Whether you are a vegan or love your baby back ribs, trading meat for plant-based protein brings you a lot of benefits. According to Matthew Davies, it doesn’t just bring down your carbon footprint significantly but also aids you to lose weight and keeps your heart healthy. Moreover, if the National Institutes of Health report is to be believed, red meat may shorten your life and should be swapped with healthier protein sources. So, what should you consume to get your daily dose of protein? Let’s check out the top plant proteins:
- Chickpeas – Legumes have a reputation for their high protein content and are usually rich in fibers. Chickpeas may be a hero among the legume group since half a cup of chickpeas provides you with 7g of protein along with an adequate amount of fiber, folate, phosphorous, iron, and healthy fatty acids. You can have them in your salads, sandwich, roast them into a salty and savory snack or get your fill from hummus.

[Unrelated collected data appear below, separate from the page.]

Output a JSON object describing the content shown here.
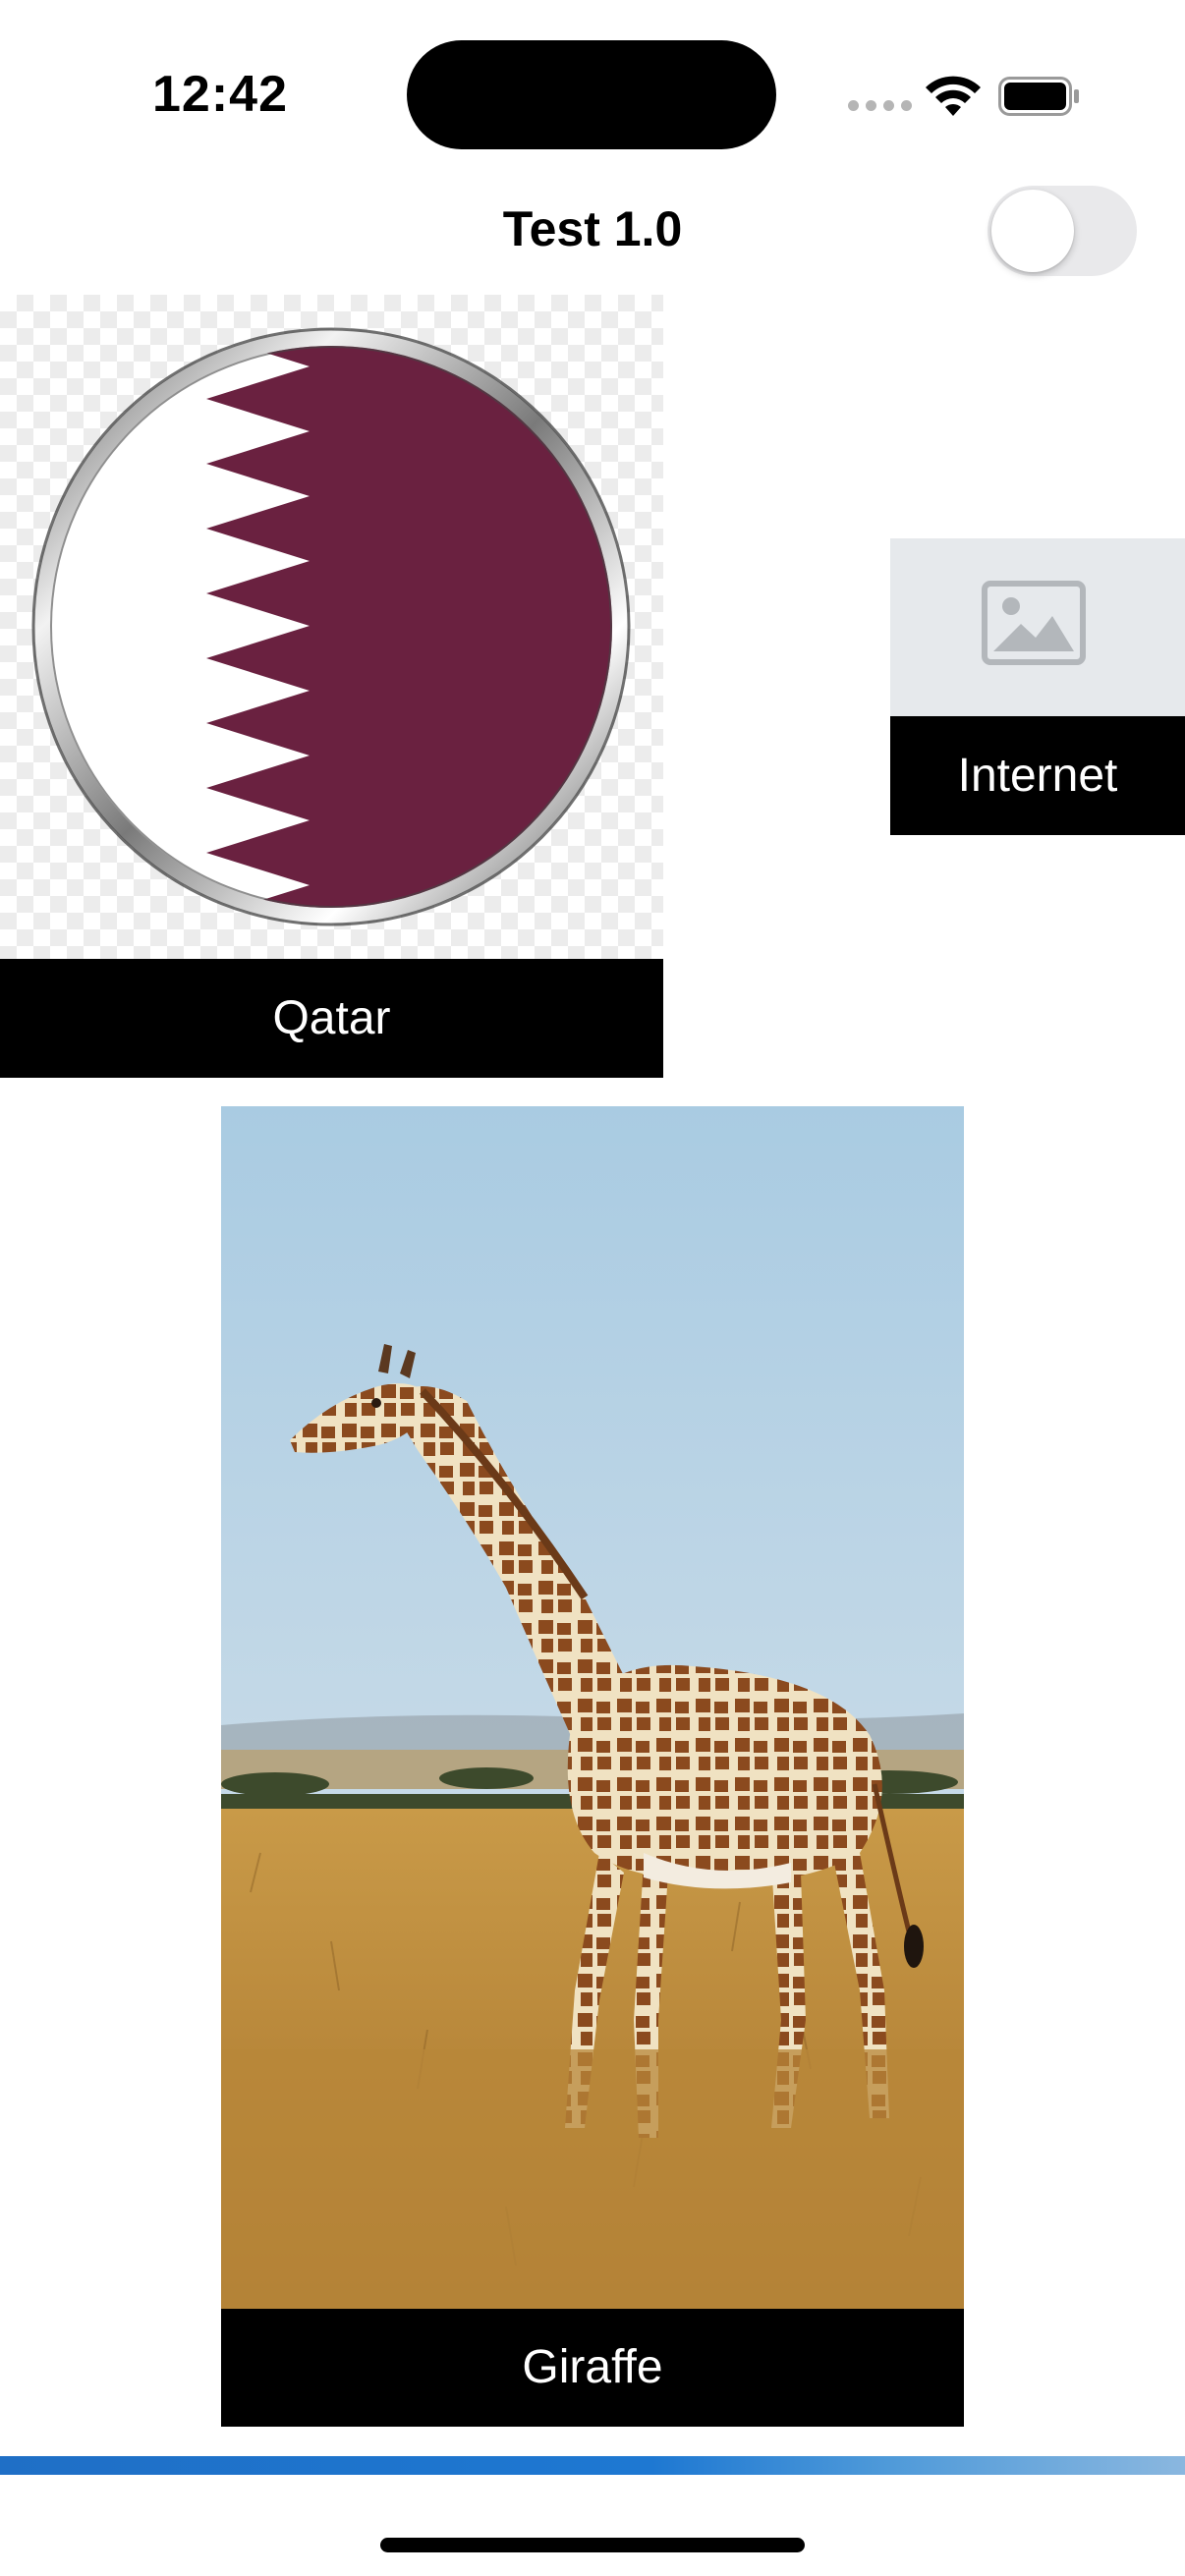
{
  "status_bar": {
    "time": "12:42",
    "icons": [
      "signal-dots-icon",
      "wifi-icon",
      "battery-icon"
    ]
  },
  "nav": {
    "title": "Test 1.0",
    "toggle_on": false
  },
  "cards": {
    "qatar": {
      "caption": "Qatar",
      "image": "qatar-flag-button-image"
    },
    "internet": {
      "caption": "Internet",
      "image": "image-placeholder-icon"
    },
    "giraffe": {
      "caption": "Giraffe",
      "image": "giraffe-photo"
    }
  },
  "colors": {
    "caption_background": "#000000",
    "caption_text": "#ffffff",
    "qatar_maroon": "#6a2140",
    "toggle_off": "#e9e9eb",
    "banner_blue": "#1e78d2"
  }
}
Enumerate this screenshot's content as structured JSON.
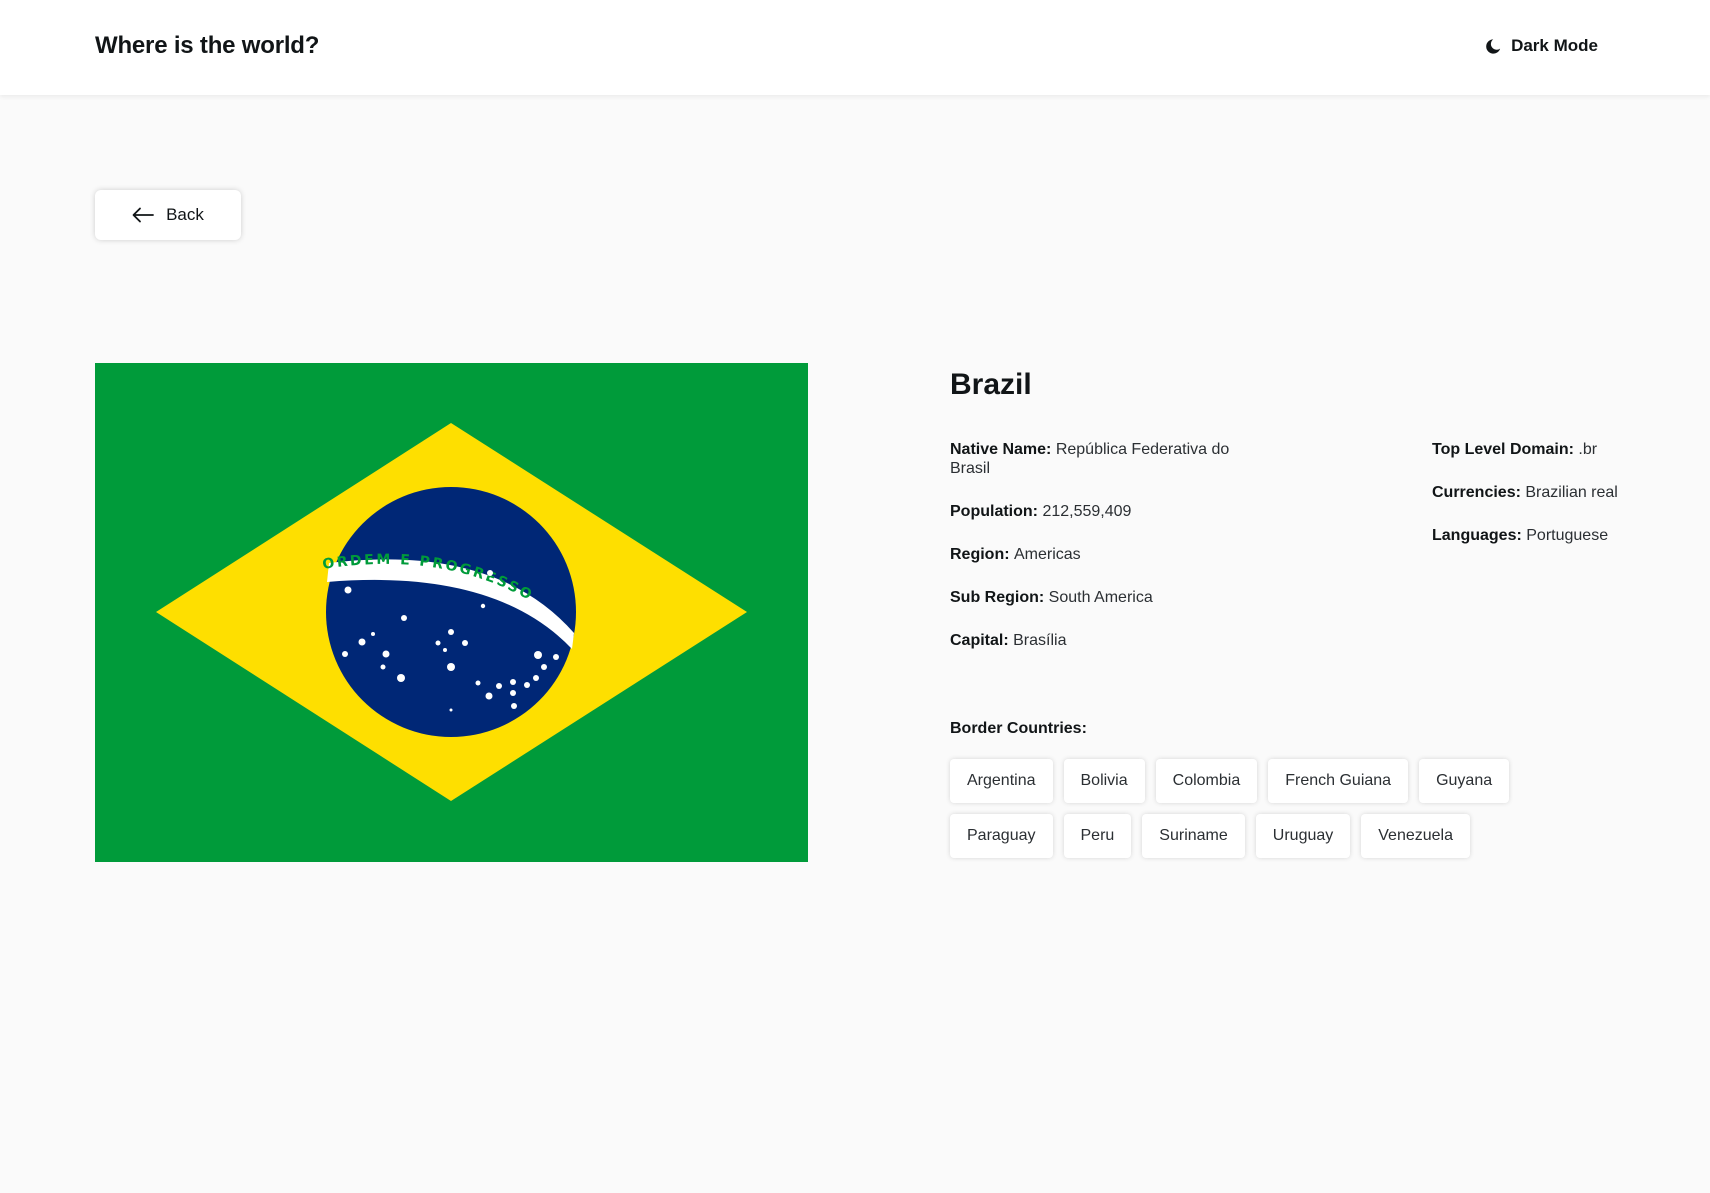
{
  "header": {
    "title": "Where is the world?",
    "dark_mode_label": "Dark Mode",
    "dark_mode_icon": "moon-icon"
  },
  "back_button": {
    "label": "Back",
    "icon": "arrow-left-icon"
  },
  "flag": {
    "motto": "ORDEM E PROGRESSO",
    "colors": {
      "green": "#009b3a",
      "yellow": "#fedf00",
      "blue": "#002776",
      "white": "#ffffff"
    }
  },
  "country": {
    "name": "Brazil",
    "left_fields": [
      {
        "key": "Native Name:",
        "value": "República Federativa do Brasil"
      },
      {
        "key": "Population:",
        "value": "212,559,409"
      },
      {
        "key": "Region:",
        "value": "Americas"
      },
      {
        "key": "Sub Region:",
        "value": "South America"
      },
      {
        "key": "Capital:",
        "value": "Brasília"
      }
    ],
    "right_fields": [
      {
        "key": "Top Level Domain:",
        "value": ".br"
      },
      {
        "key": "Currencies:",
        "value": "Brazilian real"
      },
      {
        "key": "Languages:",
        "value": "Portuguese"
      }
    ],
    "border_title": "Border Countries:",
    "borders": [
      "Argentina",
      "Bolivia",
      "Colombia",
      "French Guiana",
      "Guyana",
      "Paraguay",
      "Peru",
      "Suriname",
      "Uruguay",
      "Venezuela"
    ]
  },
  "colors": {
    "page_background": "#fafafa",
    "element_background": "#ffffff",
    "text": "#111517"
  }
}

- Lentils – Half a cup of lentils and other legumes like nuts, seeds, peas, and beans can provide you with 9 grams of protein. That’s much more compared to the 6-gram protein content of eggs and has plenty of fibers to keep you full for longer durations and helps in better digestion. They are also packed with polyphenols that are rich in antioxidants and have anti-diabetes, anti-inflammatory, and anti-obesity properties. You can roast or boil and blend them into a veggie patty for your burger or have them in your veggie-soup.
- Hemp seeds – Hemp seeds have all the excellent qualities of plant-based proteins, without any of its disadvantages. They have nine essential amino acids that humans can’t do without and traditionally get from animal meat. You can get 10 grams of proteins from just 3 tablespoons of these seeds. If you can’t get them at the grocery store, it’s highly probable that you may find hemp hearts, their shelled version. You can have them on your bread, toast, soups, salads, or yogurt. Their nutty flavor is irresistible.
- Quinoa – Yes, it’s technically a seed. However, most people categorize them as whole grains that can replace wheat-based pasta or rice. A cup of cooked quinoa provides you 5 grams of satiating fiber along with 8 grams of protein. You can have them in all three meals. As a breakfast cereal, in your salad during lunch, or as a substitute for pasta at dinner.
- Beans – Pick a favorite out of navy beans, kidney beans, black beans, or cranberry beans and you can have 5 grams of protein in half a cup. In terms of nutrition, they are nothing short of powerhouses since they also provide folate fiber, magnesium, iron, and more.
Matthew Davies believes that there are plenty of reasons to opt for plant proteins instead of meat or at least, reduce the consumption of animal protein. They are good for the environment, a rich source of nutrients, and good for your heart.